# Kruskal's Algorithm

# Optimal, disjoint-set based implementation

We can do two things to improve the simple and sub-optimal disjoint-set subalgorithms:

  • **Path compression heuristic**: `findSet` does not need to ever handle a tree with height bigger than `2`. If it ends up iterating such a tree, it can link the lower nodes directly to the root, optimizing future traversals;
    subalgo findSet(v: a node):
        if v.parent != v
            v.parent = findSet(v.parent)
        return v.parent
    
    
  • **Height-based merging heuristic**: for each node, store the height of its subtree. When merging, make the taller tree the parent of the smaller one, thus not increasing anyone's height.
    subalgo unionSet(u, v: nodes):
        vRoot = findSet(v)
        uRoot = findSet(u)
    
        if vRoot == uRoot:
            return
    
        if vRoot.height < uRoot.height:
            vRoot.parent = uRoot
        else if vRoot.height > uRoot.height:
            uRoot.parent = vRoot
        else:
            uRoot.parent = vRoot
            uRoot.height =  uRoot.height + 1
    
    
  • This leads to O(alpha(n)) time for each operation, where alpha is the inverse of the fast-growing Ackermann function, thus it is very slow growing, and can be considered O(1) for practical purposes.

    This makes the entire Kruskal's algorithm O(m log m + m) = O(m log m), because of the initial sorting.

    Note

    Path compression may reduce the height of the tree, hence comparing heights of the trees during union operation might not be a trivial task. Hence to avoid the complexity of storing and calculating the height of the trees the resulting parent can be picked randomly:

    subalgo unionSet(u, v: nodes):
        vRoot = findSet(v)
        uRoot = findSet(u)
    
        if vRoot == uRoot:
            return
        if random() % 2 == 0:
            vRoot.parent = uRoot
        else:
            uRoot.parent = vRoot
    
    

    In practice this randomised algorithm together with path compression for findSet operation will result in comparable performance, yet much simpler to implement.

    # Simple, more detailed implementation

    In order to efficiently handle cycle detection, we consider each node as part of a tree. When adding an edge, we check if its two component nodes are part of distinct trees. Initially, each node makes up a one-node tree.

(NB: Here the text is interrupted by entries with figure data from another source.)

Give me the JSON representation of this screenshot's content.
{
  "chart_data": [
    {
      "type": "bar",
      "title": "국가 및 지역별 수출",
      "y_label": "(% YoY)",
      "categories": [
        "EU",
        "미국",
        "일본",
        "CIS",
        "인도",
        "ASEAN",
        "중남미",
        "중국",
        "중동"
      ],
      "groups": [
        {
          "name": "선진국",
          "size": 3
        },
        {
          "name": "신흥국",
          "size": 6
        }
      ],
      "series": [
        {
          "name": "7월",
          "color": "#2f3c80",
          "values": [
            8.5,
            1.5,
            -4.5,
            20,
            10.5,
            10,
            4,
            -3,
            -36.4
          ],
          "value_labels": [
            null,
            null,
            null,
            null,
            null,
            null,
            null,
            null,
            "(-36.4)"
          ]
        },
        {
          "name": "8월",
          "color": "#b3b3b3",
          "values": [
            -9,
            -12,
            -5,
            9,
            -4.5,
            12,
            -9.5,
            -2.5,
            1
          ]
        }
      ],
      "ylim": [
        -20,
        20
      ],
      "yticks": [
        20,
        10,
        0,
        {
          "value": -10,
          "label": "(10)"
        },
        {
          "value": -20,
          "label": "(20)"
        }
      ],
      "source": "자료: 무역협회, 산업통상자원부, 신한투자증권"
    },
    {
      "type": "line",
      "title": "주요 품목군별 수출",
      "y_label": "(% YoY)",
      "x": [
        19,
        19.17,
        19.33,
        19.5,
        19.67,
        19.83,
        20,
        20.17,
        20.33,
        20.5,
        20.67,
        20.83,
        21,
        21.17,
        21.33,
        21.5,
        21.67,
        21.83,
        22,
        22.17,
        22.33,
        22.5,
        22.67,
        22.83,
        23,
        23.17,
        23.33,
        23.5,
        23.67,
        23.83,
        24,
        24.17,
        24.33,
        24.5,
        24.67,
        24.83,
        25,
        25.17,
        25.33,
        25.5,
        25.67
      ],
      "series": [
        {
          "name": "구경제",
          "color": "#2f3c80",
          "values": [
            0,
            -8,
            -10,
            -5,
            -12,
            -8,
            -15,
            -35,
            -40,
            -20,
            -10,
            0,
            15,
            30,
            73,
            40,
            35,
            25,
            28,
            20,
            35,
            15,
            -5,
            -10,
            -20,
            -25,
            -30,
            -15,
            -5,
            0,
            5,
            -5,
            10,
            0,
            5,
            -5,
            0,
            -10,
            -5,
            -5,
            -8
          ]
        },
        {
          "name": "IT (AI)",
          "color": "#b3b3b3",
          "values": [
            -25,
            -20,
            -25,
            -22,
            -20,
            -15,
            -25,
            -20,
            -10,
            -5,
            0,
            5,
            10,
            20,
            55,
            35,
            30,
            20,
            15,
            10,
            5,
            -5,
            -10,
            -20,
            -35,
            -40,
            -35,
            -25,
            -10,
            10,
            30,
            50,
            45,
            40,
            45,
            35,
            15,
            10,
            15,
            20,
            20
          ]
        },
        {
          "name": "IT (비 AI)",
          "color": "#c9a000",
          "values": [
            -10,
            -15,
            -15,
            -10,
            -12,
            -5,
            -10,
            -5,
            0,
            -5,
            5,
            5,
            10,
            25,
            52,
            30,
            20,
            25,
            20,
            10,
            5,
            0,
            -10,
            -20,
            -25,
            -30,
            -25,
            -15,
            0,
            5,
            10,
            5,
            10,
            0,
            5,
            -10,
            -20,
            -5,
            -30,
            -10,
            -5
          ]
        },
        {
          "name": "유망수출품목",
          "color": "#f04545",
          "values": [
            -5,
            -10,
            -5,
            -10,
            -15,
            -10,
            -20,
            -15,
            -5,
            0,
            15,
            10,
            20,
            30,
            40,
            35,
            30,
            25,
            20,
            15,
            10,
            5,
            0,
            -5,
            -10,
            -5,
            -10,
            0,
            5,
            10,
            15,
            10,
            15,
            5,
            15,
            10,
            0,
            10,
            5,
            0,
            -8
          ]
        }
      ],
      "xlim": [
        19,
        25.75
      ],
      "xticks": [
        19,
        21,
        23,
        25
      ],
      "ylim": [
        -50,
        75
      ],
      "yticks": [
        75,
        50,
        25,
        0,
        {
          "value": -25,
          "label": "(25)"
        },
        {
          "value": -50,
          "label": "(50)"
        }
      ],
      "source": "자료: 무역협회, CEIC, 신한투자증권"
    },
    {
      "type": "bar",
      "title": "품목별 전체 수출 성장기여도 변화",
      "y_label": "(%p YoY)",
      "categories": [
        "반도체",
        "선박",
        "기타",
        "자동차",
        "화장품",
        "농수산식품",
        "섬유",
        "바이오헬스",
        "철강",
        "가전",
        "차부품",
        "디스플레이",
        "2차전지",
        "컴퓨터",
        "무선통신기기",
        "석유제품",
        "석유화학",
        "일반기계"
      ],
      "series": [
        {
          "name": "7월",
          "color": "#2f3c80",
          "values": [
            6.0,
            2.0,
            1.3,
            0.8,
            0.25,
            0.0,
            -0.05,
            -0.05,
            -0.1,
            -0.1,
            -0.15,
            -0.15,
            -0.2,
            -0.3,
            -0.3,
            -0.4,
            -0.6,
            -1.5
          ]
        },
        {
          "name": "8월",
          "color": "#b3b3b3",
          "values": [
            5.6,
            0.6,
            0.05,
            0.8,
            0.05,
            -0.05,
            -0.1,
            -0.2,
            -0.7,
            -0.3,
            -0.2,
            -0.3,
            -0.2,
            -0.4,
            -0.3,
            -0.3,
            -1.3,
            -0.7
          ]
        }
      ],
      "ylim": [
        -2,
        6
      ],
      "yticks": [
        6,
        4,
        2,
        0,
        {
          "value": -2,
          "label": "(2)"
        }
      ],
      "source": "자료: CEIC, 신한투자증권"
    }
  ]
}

    algorithm kruskalMST'(G: a graph)
        sort G's edges by their value
        MST = a forest of trees, initially each tree is a node in the graph
        for each edge e in G:
            if the root of the tree that e.first belongs to is not the same 
            as the root of the tree that e.second belongs to:
                connect one of the roots to the other, thus merging two trees
        
        return MST, which now a single-tree forest
    
    

    # Simple, disjoint-set based implementation

    The above forest methodology is actually a disjoint-set data structure, which involves three main operations:

    subalgo makeSet(v: a node):
        v.parent = v    <- make a new tree rooted at v
        
    
    subalgo findSet(v: a node):
        if v.parent == v:
            return v
        return findSet(v.parent)
    
    subalgo unionSet(v, u: nodes):
        vRoot = findSet(v)
        uRoot = findSet(u)
    
        uRoot.parent = vRoot
    
    algorithm kruskalMST''(G: a graph):
        sort G's edges by their value
        for each node n in G:
            makeSet(n)
        for each edge e in G:
            if findSet(e.first) != findSet(e.second):
                unionSet(e.first, e.second)
    
    

    This naive implementation leads to O(n log n) time for managing the disjoint-set data structure, leading to O(m*n log n) time for the entire Kruskal's algorithm.

    # Simple, high level implementation

    Sort the edges by value and add each one to the MST in sorted order, if it doesn't create a cycle.

    algorithm kruskalMST(G: a graph)
        sort G's edges by their value
        MST = an empty graph
        for each edge e in G:
            if adding e to MST does not create a cycle:
                add e to MST
    
        return MST
    
    

    # Remarks

    Kruskal's Algorithm is a greedy algorithm used to find Minimum Spanning Tree (MST) of a graph. A minimum spanning tree is a tree which connects all the vertices of the graph and has the minimum total edge weight.

    Kruskal's algorithm does so by repeatedly picking out edges with minimum weight (which are not already in the MST) and add them to the final result if the two vertices connected by that edge are not yet connected in the MST, otherwise it skips that edge. Union - Find data structure can be used to check whether two vertices are already connected in the MST or not. A few properties of MST are as follows:

    1. A MST of a graph with n vertices will have exactly n-1 edges.
    2. There exists a unique path from each vertex to every other vertex.